Ricardo Bugarín
Guillermina
de Orange y Fermina del Ciruelo hastiadas de conversaciones de salón decidieron
extender las fronteras y enviaron comunicados a los más diversos reinos. Las
respuestas no se dejaron esperar. De diversas regiones comenzaron a llegar
delegaciones portadoras de propuestas. Cada postulante, a la noble usanza, hizo
llegar su iluminado retrato. Los hubo de muy diversas confecciones pero todos
respetaron las indicaciones de ser tamaño natural. Los más osados agregaron
presentes personales como fue el caso de arcones portadores de mechones de
cabellos, manitos de nácar, prendas íntimas abundantes de lazos y hasta se
recibió un lunar extirpado.
Seis meses duró la exposición de retratos
en las salas dispuestas para la evaluación. Guillermina y Fermina pasábanse las
tardes en inquisitorios conciliábulos colocando cada propuesta bajo las más
variadas luces examinadoras. Seis meses intensos llevó la regia decisión.

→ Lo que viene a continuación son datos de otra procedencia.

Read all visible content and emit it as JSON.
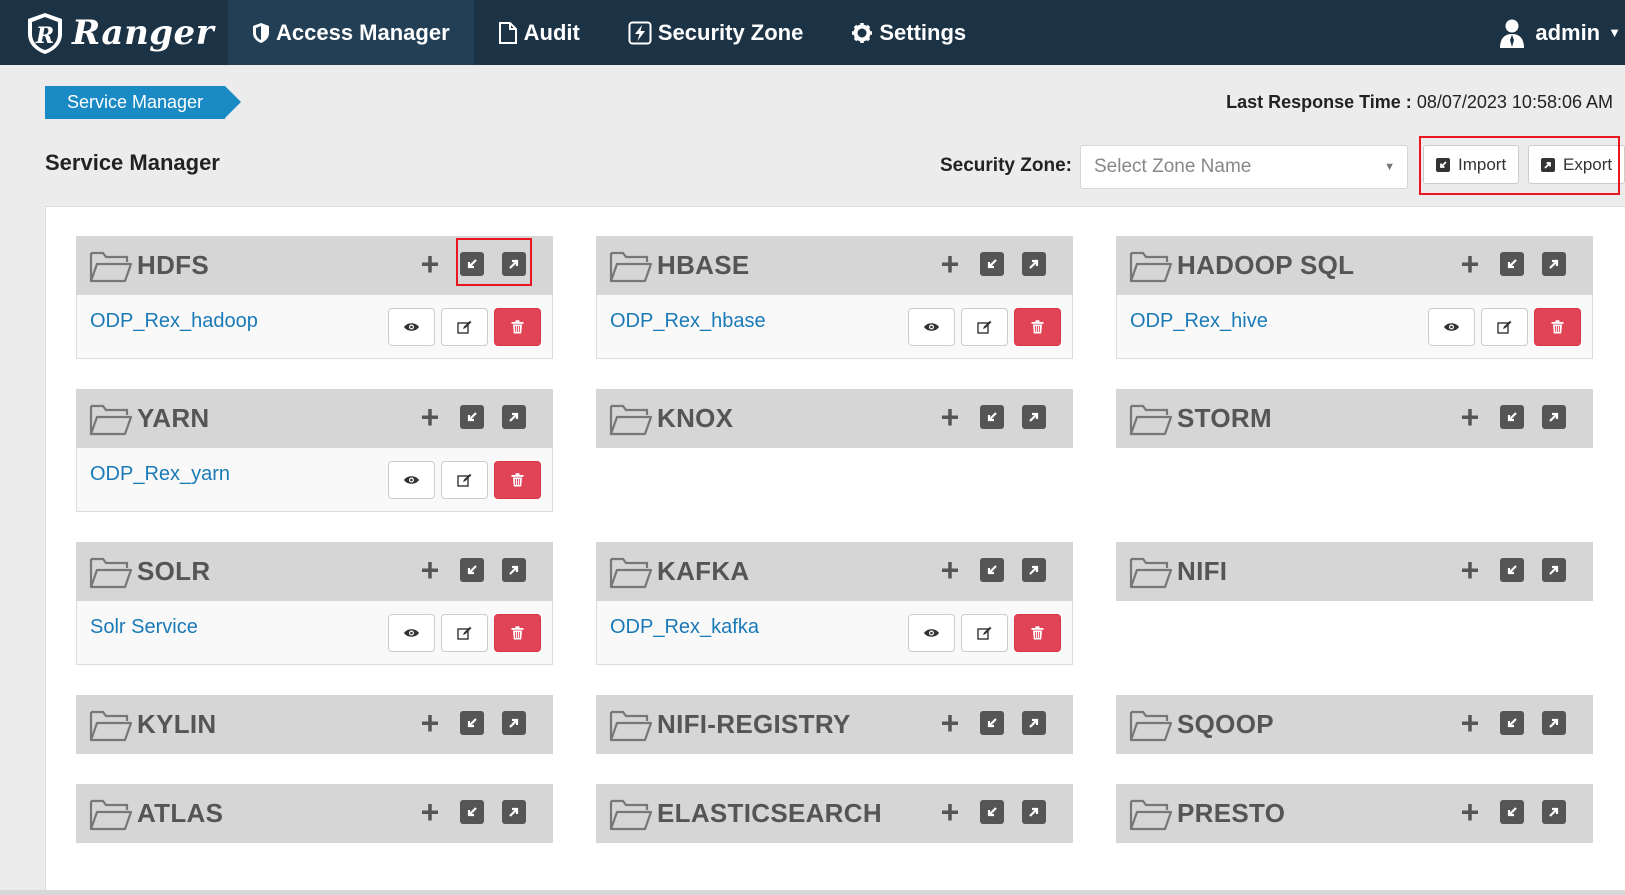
{
  "nav": {
    "brand": "Ranger",
    "items": [
      {
        "label": "Access Manager",
        "icon": "shield-icon",
        "active": true
      },
      {
        "label": "Audit",
        "icon": "file-icon"
      },
      {
        "label": "Security Zone",
        "icon": "lightning-icon"
      },
      {
        "label": "Settings",
        "icon": "gear-icon"
      }
    ],
    "user": "admin"
  },
  "breadcrumb": "Service Manager",
  "last_response": {
    "label": "Last Response Time :",
    "value": "08/07/2023 10:58:06 AM"
  },
  "page_title": "Service Manager",
  "zone": {
    "label": "Security Zone:",
    "placeholder": "Select Zone Name"
  },
  "import_label": "Import",
  "export_label": "Export",
  "cards": [
    {
      "title": "HDFS",
      "service": "ODP_Rex_hadoop"
    },
    {
      "title": "HBASE",
      "service": "ODP_Rex_hbase"
    },
    {
      "title": "HADOOP SQL",
      "service": "ODP_Rex_hive"
    },
    {
      "title": "YARN",
      "service": "ODP_Rex_yarn"
    },
    {
      "title": "KNOX",
      "service": ""
    },
    {
      "title": "STORM",
      "service": ""
    },
    {
      "title": "SOLR",
      "service": "Solr Service"
    },
    {
      "title": "KAFKA",
      "service": "ODP_Rex_kafka"
    },
    {
      "title": "NIFI",
      "service": ""
    },
    {
      "title": "KYLIN",
      "service": ""
    },
    {
      "title": "NIFI-REGISTRY",
      "service": ""
    },
    {
      "title": "SQOOP",
      "service": ""
    },
    {
      "title": "ATLAS",
      "service": ""
    },
    {
      "title": "ELASTICSEARCH",
      "service": ""
    },
    {
      "title": "PRESTO",
      "service": ""
    }
  ],
  "colors": {
    "navbar": "#1c3346",
    "accent": "#1a8ac5",
    "delete": "#e04456",
    "highlight": "#e8161f"
  }
}
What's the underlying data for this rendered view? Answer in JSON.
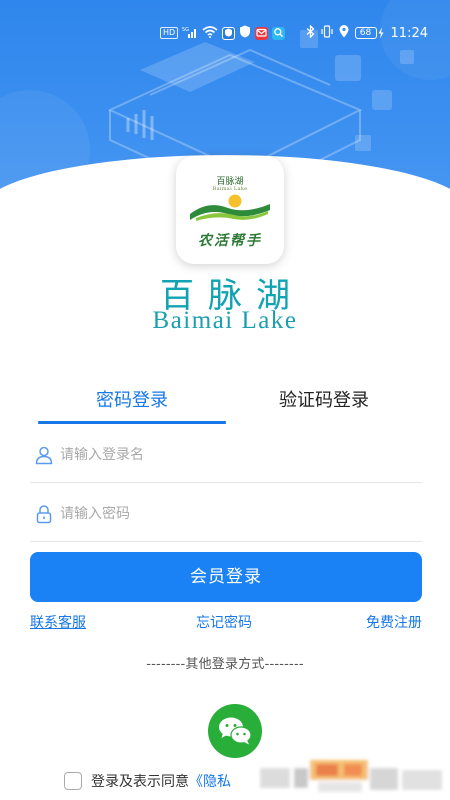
{
  "status_bar": {
    "left_chips": [
      "HD",
      "5G"
    ],
    "time": "11:24",
    "battery": "68"
  },
  "logo": {
    "mini_title": "百脉湖",
    "mini_subtitle": "Baimai Lake",
    "slogan": "农活帮手"
  },
  "brand": {
    "title": "百脉湖",
    "subtitle": "Baimai Lake"
  },
  "tabs": [
    {
      "label": "密码登录",
      "active": true
    },
    {
      "label": "验证码登录",
      "active": false
    }
  ],
  "form": {
    "username_placeholder": "请输入登录名",
    "password_placeholder": "请输入密码",
    "login_button": "会员登录"
  },
  "links": {
    "customer_service": "联系客服",
    "forgot_password": "忘记密码",
    "register": "免费注册"
  },
  "other_login": {
    "divider_text": "--------其他登录方式--------",
    "wechat_icon": "wechat-icon"
  },
  "agreement": {
    "prefix": "登录及表示同意",
    "link": "《隐私"
  },
  "colors": {
    "primary": "#1677e8",
    "button": "#1a82f5",
    "brand_teal": "#12a3b3",
    "wechat_green": "#2aae3a",
    "hero_blue": "#2f86ec"
  }
}
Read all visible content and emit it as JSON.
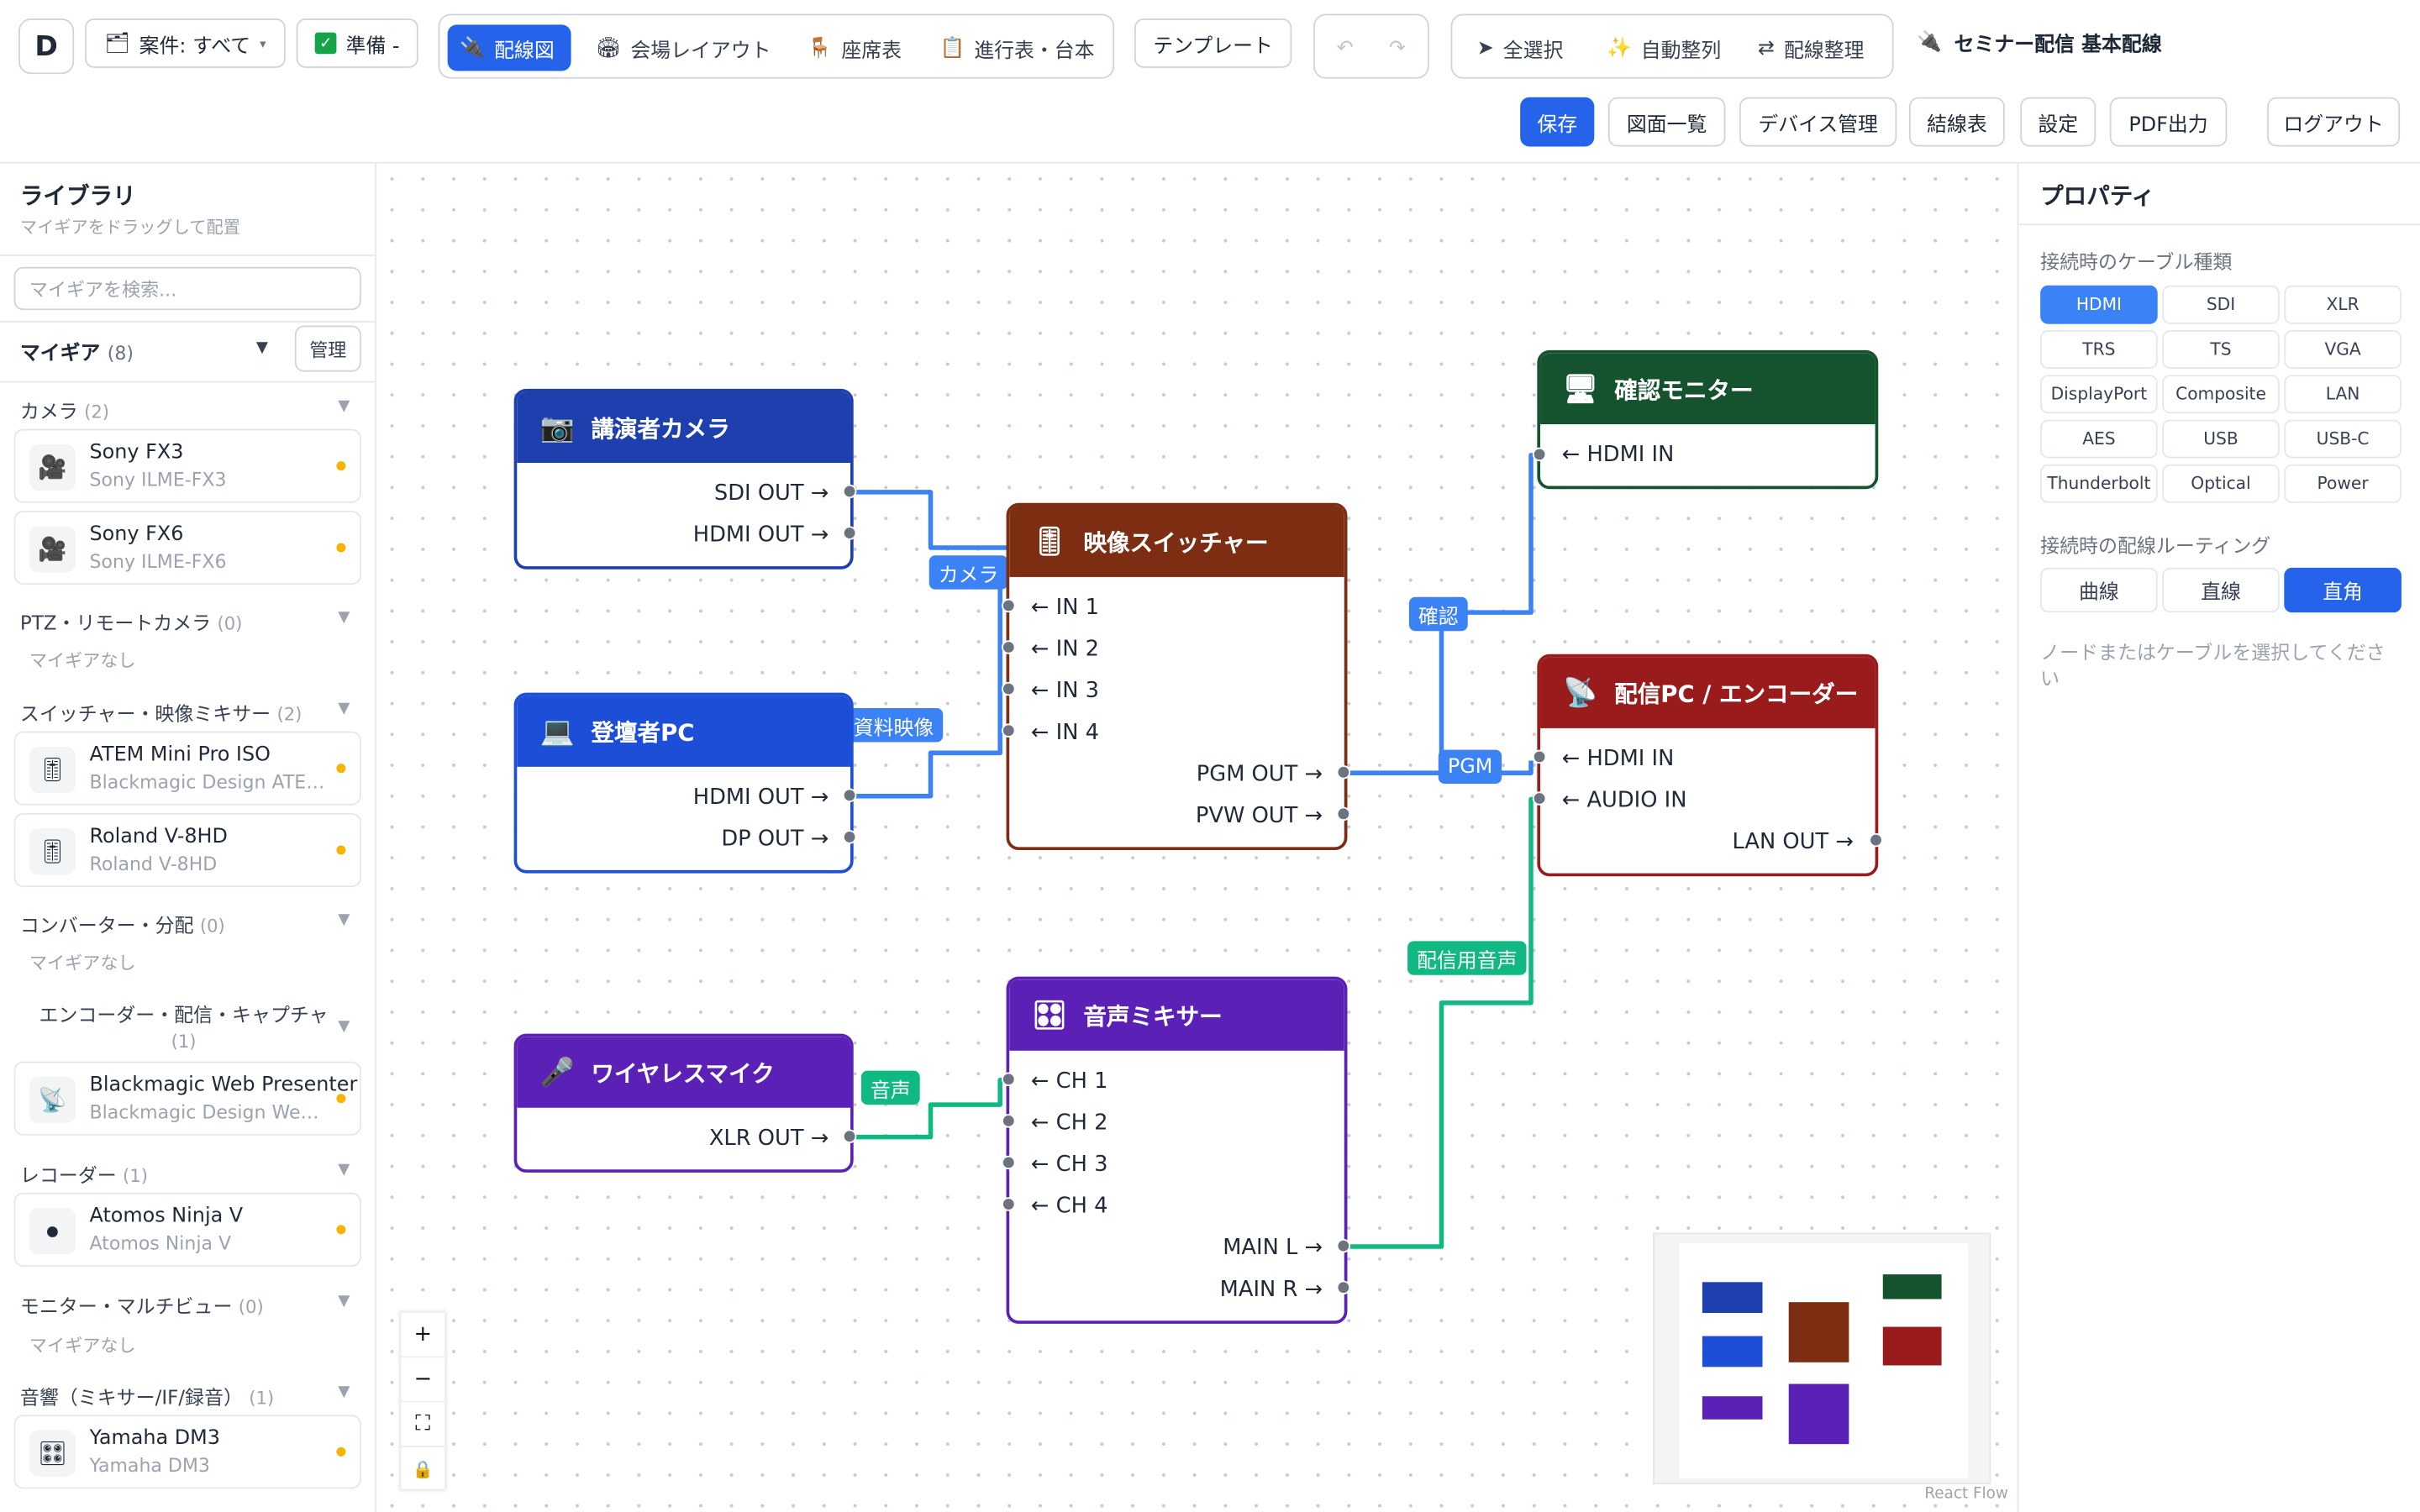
{
  "topbar": {
    "logo": "D",
    "project_filter": "案件: すべて",
    "status": "準備 -",
    "views": [
      {
        "label": "配線図",
        "icon": "plug-icon"
      },
      {
        "label": "会場レイアウト",
        "icon": "venue-icon"
      },
      {
        "label": "座席表",
        "icon": "chair-icon"
      },
      {
        "label": "進行表・台本",
        "icon": "document-icon"
      }
    ],
    "template": "テンプレート",
    "undo": "↶",
    "redo": "↷",
    "select_all": "全選択",
    "auto_align": "自動整列",
    "organize": "配線整理",
    "title": "セミナー配信 基本配線",
    "save": "保存",
    "drawings": "図面一覧",
    "devices": "デバイス管理",
    "wiring_table": "結線表",
    "settings": "設定",
    "pdf": "PDF出力",
    "logout": "ログアウト"
  },
  "library": {
    "title": "ライブラリ",
    "subtitle": "マイギアをドラッグして配置",
    "search_placeholder": "マイギアを検索...",
    "my_gear": "マイギア",
    "my_gear_count": "(8)",
    "manage": "管理",
    "categories": [
      {
        "name": "カメラ",
        "count": "(2)",
        "items": [
          {
            "name": "Sony FX3",
            "model": "Sony ILME-FX3"
          },
          {
            "name": "Sony FX6",
            "model": "Sony ILME-FX6"
          }
        ]
      },
      {
        "name": "PTZ・リモートカメラ",
        "count": "(0)",
        "empty": "マイギアなし"
      },
      {
        "name": "スイッチャー・映像ミキサー",
        "count": "(2)",
        "items": [
          {
            "name": "ATEM Mini Pro ISO",
            "model": "Blackmagic Design ATEM Mini Pro ISO"
          },
          {
            "name": "Roland V-8HD",
            "model": "Roland V-8HD"
          }
        ]
      },
      {
        "name": "コンバーター・分配",
        "count": "(0)",
        "empty": "マイギアなし"
      },
      {
        "name": "エンコーダー・配信・キャプチャ",
        "count": "(1)",
        "items": [
          {
            "name": "Blackmagic Web Presenter",
            "model": "Blackmagic Design Web Presenter"
          }
        ]
      },
      {
        "name": "レコーダー",
        "count": "(1)",
        "items": [
          {
            "name": "Atomos Ninja V",
            "model": "Atomos Ninja V"
          }
        ]
      },
      {
        "name": "モニター・マルチビュー",
        "count": "(0)",
        "empty": "マイギアなし"
      },
      {
        "name": "音響（ミキサー/IF/録音）",
        "count": "(1)",
        "items": [
          {
            "name": "Yamaha DM3",
            "model": "Yamaha DM3"
          }
        ]
      }
    ]
  },
  "properties": {
    "title": "プロパティ",
    "cable_type_label": "接続時のケーブル種類",
    "cable_types": [
      "HDMI",
      "SDI",
      "XLR",
      "TRS",
      "TS",
      "VGA",
      "DisplayPort",
      "Composite",
      "LAN",
      "AES",
      "USB",
      "USB-C",
      "Thunderbolt",
      "Optical",
      "Power"
    ],
    "cable_selected": "HDMI",
    "routing_label": "接続時の配線ルーティング",
    "routings": [
      "曲線",
      "直線",
      "直角"
    ],
    "routing_selected": "直角",
    "hint": "ノードまたはケーブルを選択してください"
  },
  "nodes": {
    "cam": {
      "title": "講演者カメラ",
      "color": "#1e40af",
      "outs": [
        "SDI OUT →",
        "HDMI OUT →"
      ]
    },
    "pc": {
      "title": "登壇者PC",
      "color": "#1d4ed8",
      "outs": [
        "HDMI OUT →",
        "DP OUT →"
      ]
    },
    "mic": {
      "title": "ワイヤレスマイク",
      "color": "#5b21b6",
      "outs": [
        "XLR OUT →"
      ]
    },
    "sw": {
      "title": "映像スイッチャー",
      "color": "#7c2d12",
      "ins": [
        "← IN 1",
        "← IN 2",
        "← IN 3",
        "← IN 4"
      ],
      "outs": [
        "PGM OUT →",
        "PVW OUT →"
      ]
    },
    "mx": {
      "title": "音声ミキサー",
      "color": "#5b21b6",
      "ins": [
        "← CH 1",
        "← CH 2",
        "← CH 3",
        "← CH 4"
      ],
      "outs": [
        "MAIN L →",
        "MAIN R →"
      ]
    },
    "mon": {
      "title": "確認モニター",
      "color": "#14532d",
      "ins": [
        "← HDMI IN"
      ]
    },
    "enc": {
      "title": "配信PC / エンコーダー",
      "color": "#991b1b",
      "ins": [
        "← HDMI IN",
        "← AUDIO IN"
      ],
      "outs": [
        "LAN OUT →"
      ]
    }
  },
  "edges": {
    "camera": "カメラ",
    "slides": "資料映像",
    "confirm": "確認",
    "pgm": "PGM",
    "stream_audio": "配信用音声",
    "audio": "音声"
  },
  "colors": {
    "video_cable": "#3b82f6",
    "audio_cable": "#10b981",
    "accent": "#2563eb"
  },
  "canvas": {
    "zoom_in": "+",
    "zoom_out": "−",
    "fit": "⛶",
    "lock": "🔒",
    "attribution": "React Flow"
  }
}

Las propuestas eran interesantes pero el
futuro se preveía aburrido. Se reunió a los más aptos de los artistas del reino
y se confeccionaron copias manuables de cada postulante. Cerrada la decisión,
todos los retratos fueron arrumbados en el caserón anexo al palacio y las
copias manuables se convirtieron en barajas.
Guillermina de Orange y Fermina del
Ciruelo pasan las tardes en entretenidas mesas de juego.